Build a container with Python & packages installed inside:

  1. How to build your own container
  2. Example container recipes for Python
  3. Use your container in your HTC jobs

Option B

Use an existing container with a base installation of Python:

  1. Choose an existing container. See OSG Base Containers or DockerHub Python Containers.
  2. Use the container in your HTC jobs

Back to Top

More information

All CHTC machines have a base installation of Python 3. The exact versions and packages installed, however, can vary from machine to machine. You should be able to include simple python commands in your calculations, i.e., python3 simple-script.py.

If you need a specific version of Python 3 or would like to install your own packages, we recommend that you use a container as described above.

The example recipes provided above for building your own container are intended for python packages that can be installed using python3 -m pip install. Additional software can be installed when building your own container.

For packages that need to be installed with conda install, see the section on Miniconda.

Executable

When using a container, you can use a python .py script as the submit file executable, provided that the first line (the “shebang”) in the .py file is

#!/usr/bin/env python3

with the rest of the file containing the commands that you want to run using Python.
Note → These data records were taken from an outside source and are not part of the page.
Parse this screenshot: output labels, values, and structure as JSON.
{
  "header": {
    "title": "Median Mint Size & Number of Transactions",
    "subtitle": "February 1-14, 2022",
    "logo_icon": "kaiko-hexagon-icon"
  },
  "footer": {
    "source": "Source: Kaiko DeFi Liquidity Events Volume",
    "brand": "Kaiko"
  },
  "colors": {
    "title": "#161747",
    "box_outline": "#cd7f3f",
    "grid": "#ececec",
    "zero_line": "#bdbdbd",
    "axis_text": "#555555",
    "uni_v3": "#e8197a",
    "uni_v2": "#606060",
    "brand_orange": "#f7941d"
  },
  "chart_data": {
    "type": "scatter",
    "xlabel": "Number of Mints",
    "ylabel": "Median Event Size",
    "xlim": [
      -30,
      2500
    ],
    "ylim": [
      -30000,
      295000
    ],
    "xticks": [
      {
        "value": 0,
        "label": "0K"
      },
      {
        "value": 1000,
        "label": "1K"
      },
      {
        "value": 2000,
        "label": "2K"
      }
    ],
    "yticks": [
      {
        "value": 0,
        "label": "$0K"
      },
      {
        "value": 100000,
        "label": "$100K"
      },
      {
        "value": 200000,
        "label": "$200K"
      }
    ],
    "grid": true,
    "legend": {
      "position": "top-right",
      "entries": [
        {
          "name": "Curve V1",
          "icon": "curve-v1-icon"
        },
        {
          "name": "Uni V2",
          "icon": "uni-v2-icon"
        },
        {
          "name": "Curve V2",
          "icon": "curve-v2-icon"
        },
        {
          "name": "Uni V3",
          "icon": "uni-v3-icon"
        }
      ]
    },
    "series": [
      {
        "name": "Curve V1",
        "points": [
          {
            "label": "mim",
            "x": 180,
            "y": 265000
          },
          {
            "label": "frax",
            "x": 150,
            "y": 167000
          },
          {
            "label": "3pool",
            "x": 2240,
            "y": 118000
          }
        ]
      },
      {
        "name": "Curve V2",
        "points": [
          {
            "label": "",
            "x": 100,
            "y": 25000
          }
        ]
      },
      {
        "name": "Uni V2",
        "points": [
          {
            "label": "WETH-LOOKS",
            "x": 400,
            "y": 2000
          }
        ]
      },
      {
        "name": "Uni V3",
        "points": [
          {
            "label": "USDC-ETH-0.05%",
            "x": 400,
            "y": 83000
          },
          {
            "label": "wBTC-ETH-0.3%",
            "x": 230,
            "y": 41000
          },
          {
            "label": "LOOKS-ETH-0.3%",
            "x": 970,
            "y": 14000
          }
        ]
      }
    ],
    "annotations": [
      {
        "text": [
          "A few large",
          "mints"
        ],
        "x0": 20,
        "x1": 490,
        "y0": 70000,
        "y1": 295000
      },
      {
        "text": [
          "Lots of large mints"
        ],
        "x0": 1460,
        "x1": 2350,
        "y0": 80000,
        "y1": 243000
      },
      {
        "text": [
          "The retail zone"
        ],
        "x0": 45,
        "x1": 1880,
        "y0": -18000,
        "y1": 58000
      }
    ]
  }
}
Alternatively, you can use a bash .sh script as the submit file executable, and in that file you can use the python3 command:

#!/bin/bash

python3 my-script.py

In this case, remember to include your .py file in the transfer_input_files line of your submit file.


R

Quickstart

Build a container with Python & packages installed inside:

  1. How to build your own container
  2. Example container recipes for R
  3. Use your container in your HTC jobs

Option B

Use an existing container with a base installation of R:

  1. Choose an existing container. See OSG R containers or Rocker R containers.
  2. Use the container in your HTC jobs

Back to Top

More information

No CHTC machine has R pre-installed, so you must configure a portable copy of R to work on the HTC system. Using a container as described above is the easiest way to accomplish this.

Executable

When using a container, you can use a .R script as the submit file executable, provided that the first line (the “shebang”) in the .R file is

#!/usr/bin/env Rscript

with the rest of the file containing the commands that you want to run using R.

Alternatively, you can use a bash .sh script as the submit file executable, and in that file you can use the Rscript command:

#!/bin/bash

Rscript my-script.R

In this case, remember to include your .R file in the transfer_input_files line of your submit file.